Daily Camera (Boulder, CO)

Project promotes local film industry

March 16, 2003
Section: Local News
Page: C1
Rachana Rathi, For the Camera

LOUISVILLE -- A boom mike hangs over Michael Gallagher`s head, and Barbie dolls lie at his feet as he finishes a heated exchange with his neighbor and walks to the sliding glass doors leading out of the basement and to the backyard.

"Cut!" yells the director.

Gallagher and about 10 other people are crammed into one side of the basement with camera, lighting and sound equipment, as well as props and furniture, at the Saturday shoot of a half-hour narrative film entitled "The Bloods and the Crips."

Gallagher will go home after shooting 12 hours, pack all night and then shoot 12 more hours today. He leaves for Las Vegas at 5:30 a.m. on Monday morning.

"It`s obviously an inconvenience, but this is a great project," said Gallagher, who`s moving because "there`s so little filming happening in Colorado."

That`s a major problem for Colorado film artists. Funding, investment and representation are hard to come by, causing film students and professionals alike to flee to the coasts for work.
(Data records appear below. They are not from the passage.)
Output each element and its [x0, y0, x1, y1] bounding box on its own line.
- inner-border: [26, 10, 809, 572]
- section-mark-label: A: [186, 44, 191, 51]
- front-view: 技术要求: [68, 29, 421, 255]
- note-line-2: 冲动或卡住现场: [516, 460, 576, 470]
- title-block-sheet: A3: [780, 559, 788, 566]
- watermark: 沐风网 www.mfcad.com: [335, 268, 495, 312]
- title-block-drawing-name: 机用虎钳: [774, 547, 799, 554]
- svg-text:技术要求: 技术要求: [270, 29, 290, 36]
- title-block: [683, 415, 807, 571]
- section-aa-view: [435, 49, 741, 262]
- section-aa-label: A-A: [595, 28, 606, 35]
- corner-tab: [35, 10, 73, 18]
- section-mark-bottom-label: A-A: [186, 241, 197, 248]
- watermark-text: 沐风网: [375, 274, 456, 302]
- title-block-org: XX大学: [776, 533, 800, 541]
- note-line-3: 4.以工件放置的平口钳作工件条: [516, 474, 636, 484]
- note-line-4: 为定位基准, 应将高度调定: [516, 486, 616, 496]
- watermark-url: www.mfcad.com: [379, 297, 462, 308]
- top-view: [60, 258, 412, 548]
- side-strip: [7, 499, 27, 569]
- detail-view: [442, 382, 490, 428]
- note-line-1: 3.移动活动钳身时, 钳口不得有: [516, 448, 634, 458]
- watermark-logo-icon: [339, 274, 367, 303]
A Boulder film company, the fledgling Puppet Stew Productions, wants to change all of that. The company, which plans to handle independent filmmaking from the idea stage to the distribution process, aims to increase the number of films produced locally and in turn, create work for local film talent.

"There`s such great talent in the area, both in terms of film students and existing professionals," said company director Julie DiBiase, 34. "There should be no reason why anyone can`t get work right here."

DiBiase and three friends -- Robin Bucknam, Alan Bucknam and Sarah Welton -- began Puppet Stew in January. "The Bloods and the Crips" is the company`s first film.

The nonprofit film, shot in a house in Louisville, is a neo-suburban dark comedy which "touches on a lot of hypocrisy in American society," DiBiase said.

While more than 60 percent of the film`s crew consists of students, its actors are all professionals. Regardless of their status, the film`s $2,000 budget requires the entire cast and crew to work as volunteers.

They don`t seem to mind. Many cite the need for a more cohesive Colorado film community as motivation.

"Donating time is the least we can do," said Michael Richmond, 32, the film`s lighting director. "We all want the same things, except everyone has their own agenda instead of raising the bar of the whole community."

Richmond and other industry insiders are having a hard time figuring out why.

Bruce Kawin, a film and English professor at CU for 28 years, attributes it to lack of agents in the area.

"There are a lot of good resources and an awful lot of talent in this town," Kawin said. "But when someone completes a film, they try to find an agent and send the film to Hollywood."

Oscar-winning documentary filmmaker Rosalyn Dauber, who moved to Boulder from Los Angeles six years ago, has a different theory. She attributes it to Colorado`s love for the outdoors and non-team-driven activities.

"Colorado has beautiful landscapes ideal for filming, but there`s something about this place that supports solitary, rugged endeavors," she said. "Filmmaking is very much a team undertaking."